The inadequacy of the military’s prime recruiting tool -- subsidized college educations -- is hurting recruitment too, and Webb argues this can be fixed only by fixing the GI Bill. He says McCain, a friend, “is missing the boat” by siding with the Bush Pentagon rather than veterans groups. Webb points to a Congressional Budget Office analysis that found any possible losses in retention caused by his bill would be balanced by the increases in recruitment it would generate.

McCain’s rationalization for opposing the bill may not hold water, but his stance makes perfect sense in light of his record. From 2004 to 2006, the Disabled Veterans of America gave him annual scores ranging from 50% to the most recent 20% when it comes to supporting the group’s legislative priorities. The Iraq and Afghanistan Veterans of America gave him a grade of “D” in its most recent analysis of voting records. The American Legion says he is dead wrong on the GI Bill, as does the Veterans of Foreign Wars.

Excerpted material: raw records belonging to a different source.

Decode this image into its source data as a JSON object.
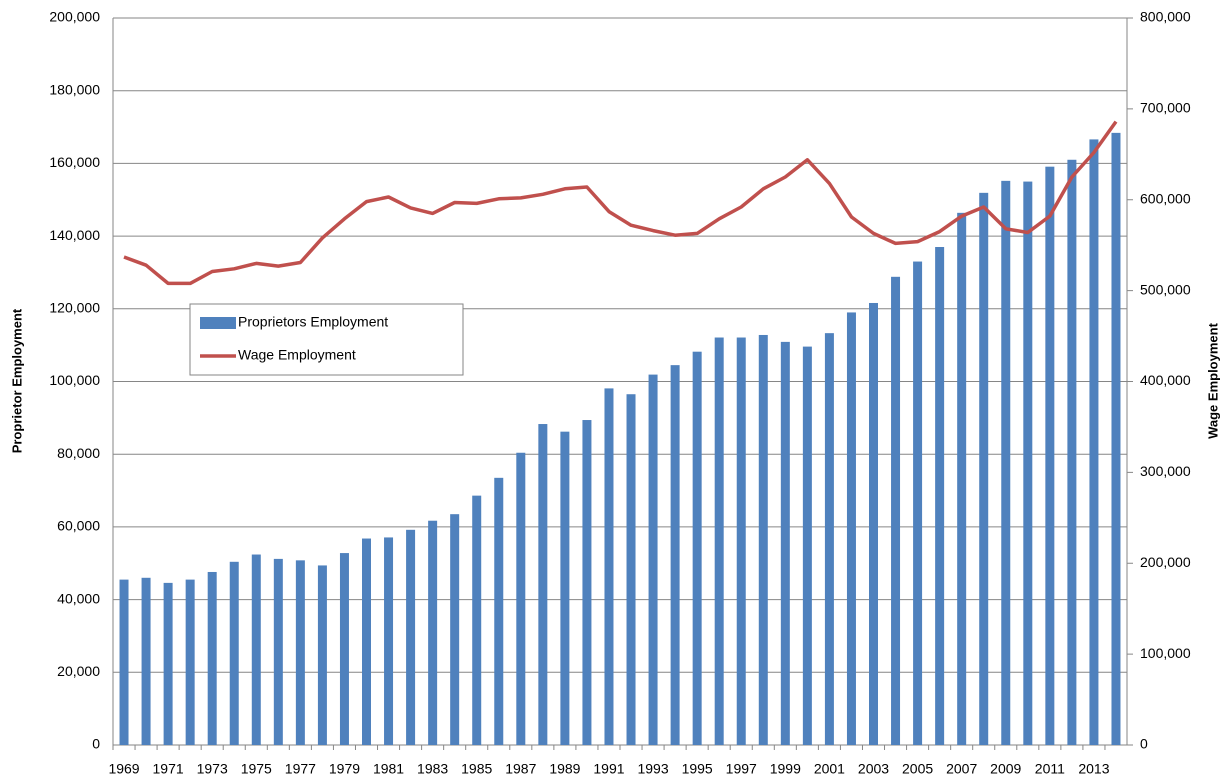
{
  "chart_data": {
    "type": "bar-line",
    "categories": [
      "1969",
      null,
      "1971",
      null,
      "1973",
      null,
      "1975",
      null,
      "1977",
      null,
      "1979",
      null,
      "1981",
      null,
      "1983",
      null,
      "1985",
      null,
      "1987",
      null,
      "1989",
      null,
      "1991",
      null,
      "1993",
      null,
      "1995",
      null,
      "1997",
      null,
      "1999",
      null,
      "2001",
      null,
      "2003",
      null,
      "2005",
      null,
      "2007",
      null,
      "2009",
      null,
      "2011",
      null,
      "2013",
      null
    ],
    "series": [
      {
        "name": "Proprietors Employment",
        "type": "bar",
        "color": "#4f81bd",
        "values": [
          45500,
          46000,
          44600,
          45500,
          47600,
          50400,
          52400,
          51200,
          50800,
          49400,
          52800,
          56800,
          57100,
          59200,
          61700,
          63500,
          68600,
          73500,
          80400,
          88300,
          86200,
          89400,
          98100,
          96500,
          101900,
          104500,
          108200,
          112100,
          112100,
          112800,
          110900,
          109600,
          113300,
          119000,
          121600,
          128800,
          133000,
          137000,
          146400,
          151900,
          155200,
          155000,
          159100,
          161000,
          166600,
          168400
        ]
      },
      {
        "name": "Wage Employment",
        "type": "line",
        "axis": "y2",
        "color": "#c0504d",
        "values": [
          537000,
          528000,
          508000,
          508000,
          521000,
          524000,
          530000,
          527000,
          531000,
          558000,
          579000,
          598000,
          603000,
          591000,
          585000,
          597000,
          596000,
          601000,
          602000,
          606000,
          612000,
          614000,
          587000,
          572000,
          566000,
          561000,
          563000,
          579000,
          592000,
          612000,
          625000,
          644000,
          618000,
          581000,
          563000,
          552000,
          554000,
          565000,
          582000,
          592000,
          568000,
          564000,
          582000,
          625000,
          652000,
          686000
        ]
      }
    ],
    "ylabel": "Proprietor Employment",
    "y2label": "Wage Employment",
    "ylim": [
      0,
      200000
    ],
    "yticks": [
      0,
      {
        "value": 20000,
        "label": "20,000"
      },
      {
        "value": 40000,
        "label": "40,000"
      },
      {
        "value": 60000,
        "label": "60,000"
      },
      {
        "value": 80000,
        "label": "80,000"
      },
      {
        "value": 100000,
        "label": "100,000"
      },
      {
        "value": 120000,
        "label": "120,000"
      },
      {
        "value": 140000,
        "label": "140,000"
      },
      {
        "value": 160000,
        "label": "160,000"
      },
      {
        "value": 180000,
        "label": "180,000"
      },
      {
        "value": 200000,
        "label": "200,000"
      }
    ],
    "y2lim": [
      0,
      800000
    ],
    "y2ticks": [
      0,
      {
        "value": 100000,
        "label": "100,000"
      },
      {
        "value": 200000,
        "label": "200,000"
      },
      {
        "value": 300000,
        "label": "300,000"
      },
      {
        "value": 400000,
        "label": "400,000"
      },
      {
        "value": 500000,
        "label": "500,000"
      },
      {
        "value": 600000,
        "label": "600,000"
      },
      {
        "value": 700000,
        "label": "700,000"
      },
      {
        "value": 800000,
        "label": "800,000"
      }
    ],
    "grid": true,
    "legend": "left"
  }
}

When Obama (who has averaged an 86% rating from the Disabled Veterans of America) criticized McCain on the GI Bill, the Arizona senator angrily suggested that Obama’s status as a non-veteran rendered his opinions on military matters worthless (an odd stance, as this standard would also discount the opinions of 85% of American men, 98.8% of American women and two-thirds of Congress). Then he invited a look at his own record by asserting, “I take a back seat to no one in my affection, respect and devotion to veterans.”

So let’s take McCain up on his invitation. Here is how he has stood on recent legislation supported by major veterans organizations:

* On Webb’s GI Bill, he expressed opposition, and he was AWOL when it was time to vote on May 22.

* Last September, he voted against another Webb bill that would have mandated adequate rest for troops between combat deployments.


* On a badly needed $1.5-billion increase for veterans medical services for fiscal year 2007 -- to be funded through closing corporate tax loopholes -- he voted no. He also voted against establishing a trust fund to bolster under-budgeted veterans hospitals.

* In May 2006, he voted against a $20-billion allotment for expanding swamped veterans medical facilities.

* In April 2006, he was one of 13 Senate Republicans who voted against an amendment to provide $430 million for veterans outpatient care.

* In March 2004, he voted against and helped defeat on a party-line vote a $1.8-billion reserve for veterans medical care, also funded by closing tax loopholes.

Before the Senate voted on Webb’s GI legislation, McCain offered what he called a compromise bill, but it was rejected. Webb pointed out that there really was no compromise in McCain’s proposal because it would have excluded most veterans by offering full education benefits only to those with multiple enlistments, even though 70% to 75% of enlistees leave after one tour.

Compare McCain’s stingy standards with the original GI Bill: Any veteran who served 90 days during World War II, in combat or not, earned full benefits. It is Webb’s bill that represents the reasonable compromise between the gold standard set for the “greatest generation’s” original GI benefits and what is doable in today’s economy: a GI Bill that will truly pay for a college education after three years of service, without the onerous payroll deduction.


So here is where the McCain image and reality part company. It is certainly true that his affectionate and respectful rhetoric for America’s servicemen and women takes a back seat to no one. But when it comes to improving the health and education of our veterans, McCain’s record leaves them stranded by the side of the road.